I would end by saying this. I have no method for implementing my practical suggestions and perhaps I ought not to have made them. I made them because I think the position is much more desperate than some noble Lords seem to realize, and I think that it is a mistake to say there is peace when there is no peace. I have in mind the remarks made by the prophet Isaiah about people who plaster walls. How can we support the efforts of Generalissimo Chiang Kai-shek to produce democracy when he does not make any efforts, and never has? I do not think that he believes in it. I am very grateful to noble Lords for taking part in this debate and I am extremely grateful to the noble and learned Viscount on the Woolsack for his reply.

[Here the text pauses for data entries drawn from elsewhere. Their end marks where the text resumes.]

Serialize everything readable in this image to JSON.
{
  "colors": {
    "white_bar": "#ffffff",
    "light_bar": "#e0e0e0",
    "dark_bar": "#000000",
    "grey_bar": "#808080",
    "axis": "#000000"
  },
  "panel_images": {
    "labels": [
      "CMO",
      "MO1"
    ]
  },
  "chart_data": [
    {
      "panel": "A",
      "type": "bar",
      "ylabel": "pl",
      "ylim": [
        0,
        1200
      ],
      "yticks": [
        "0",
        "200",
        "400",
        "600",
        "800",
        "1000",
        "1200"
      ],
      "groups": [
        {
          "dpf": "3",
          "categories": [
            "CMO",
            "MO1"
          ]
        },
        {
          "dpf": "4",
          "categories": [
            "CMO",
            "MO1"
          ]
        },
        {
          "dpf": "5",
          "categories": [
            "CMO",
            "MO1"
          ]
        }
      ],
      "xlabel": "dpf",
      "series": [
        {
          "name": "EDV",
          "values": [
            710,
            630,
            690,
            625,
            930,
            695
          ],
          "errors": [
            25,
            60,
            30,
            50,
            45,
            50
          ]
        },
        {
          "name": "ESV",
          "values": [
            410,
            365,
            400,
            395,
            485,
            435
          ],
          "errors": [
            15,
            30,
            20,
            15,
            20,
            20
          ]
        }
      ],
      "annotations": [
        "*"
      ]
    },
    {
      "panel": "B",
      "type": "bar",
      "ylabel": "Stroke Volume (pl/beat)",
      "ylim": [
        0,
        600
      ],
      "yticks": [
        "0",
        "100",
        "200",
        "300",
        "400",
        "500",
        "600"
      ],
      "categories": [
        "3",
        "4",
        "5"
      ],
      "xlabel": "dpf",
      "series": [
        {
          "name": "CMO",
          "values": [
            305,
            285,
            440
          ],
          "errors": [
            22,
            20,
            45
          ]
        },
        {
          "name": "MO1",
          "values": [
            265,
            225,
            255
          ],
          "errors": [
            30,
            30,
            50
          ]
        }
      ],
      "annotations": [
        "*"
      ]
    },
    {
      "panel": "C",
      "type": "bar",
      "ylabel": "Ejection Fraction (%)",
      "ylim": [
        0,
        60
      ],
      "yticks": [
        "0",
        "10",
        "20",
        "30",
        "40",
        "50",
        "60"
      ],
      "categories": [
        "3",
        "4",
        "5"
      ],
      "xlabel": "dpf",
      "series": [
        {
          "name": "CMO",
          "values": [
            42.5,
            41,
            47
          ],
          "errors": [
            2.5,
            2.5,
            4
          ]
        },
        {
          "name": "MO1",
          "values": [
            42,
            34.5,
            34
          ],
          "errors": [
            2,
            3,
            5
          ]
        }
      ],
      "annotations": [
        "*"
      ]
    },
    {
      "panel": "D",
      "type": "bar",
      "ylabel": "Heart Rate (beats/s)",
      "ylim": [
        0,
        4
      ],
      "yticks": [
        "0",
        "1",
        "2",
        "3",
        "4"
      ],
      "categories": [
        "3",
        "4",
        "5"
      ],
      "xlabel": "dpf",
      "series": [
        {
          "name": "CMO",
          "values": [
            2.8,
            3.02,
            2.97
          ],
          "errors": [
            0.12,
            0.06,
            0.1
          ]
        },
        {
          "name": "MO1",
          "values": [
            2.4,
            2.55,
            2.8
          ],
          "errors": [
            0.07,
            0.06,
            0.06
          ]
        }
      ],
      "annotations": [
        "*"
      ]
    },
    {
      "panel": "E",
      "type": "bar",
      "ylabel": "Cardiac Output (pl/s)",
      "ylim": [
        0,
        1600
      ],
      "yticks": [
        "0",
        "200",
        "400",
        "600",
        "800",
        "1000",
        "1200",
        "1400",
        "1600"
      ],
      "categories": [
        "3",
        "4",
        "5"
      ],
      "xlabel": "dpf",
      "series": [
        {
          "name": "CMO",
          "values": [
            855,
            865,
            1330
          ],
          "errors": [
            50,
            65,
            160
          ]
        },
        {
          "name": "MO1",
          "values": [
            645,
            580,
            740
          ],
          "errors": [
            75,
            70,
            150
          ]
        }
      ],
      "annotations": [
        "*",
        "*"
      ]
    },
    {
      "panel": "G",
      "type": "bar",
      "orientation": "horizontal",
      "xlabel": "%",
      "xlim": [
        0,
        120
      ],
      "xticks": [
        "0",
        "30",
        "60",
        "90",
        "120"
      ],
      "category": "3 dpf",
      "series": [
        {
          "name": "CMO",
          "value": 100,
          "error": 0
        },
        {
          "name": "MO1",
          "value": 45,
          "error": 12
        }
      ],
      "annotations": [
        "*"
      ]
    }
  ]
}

May I be allowed to say to the noble Viscount, Lord Cranborne, that except towards the end of his speech, when my irresponsibility seemed to be infectious, my remarks seemed worth while because they have called from him that very statesmanlike speech which I admired immensely. I think it is probably right that we leave China, but the trouble is that China has not been left alone. It was after the end of the war that the interference came, and not during the war. After the war China was given divisions and armed, and that has caused the muddle.

Now that America is no longer going to help China—I hope that the Kuomintang Government will realize that they are not to go on being helped—non-interference may be the best way of putting some sense and toleration into their heads. I do not change my views about the Kuomintang Government. We must realize that the situation is a very serious situation and we want to help China in every way we can. And when I say China, I mean the whole of China; not the Communists rather than the Kuomintang, or the Kuomintang rather than the Communists. I am not wise enough, and have not enough knowledge of the situation, to know how it should be done. I do not think it does harm to say controversial things, because it brings out these policies. I therefore beg leave to withdraw my Motion.

Motion for Papers, by leave, withdrawn.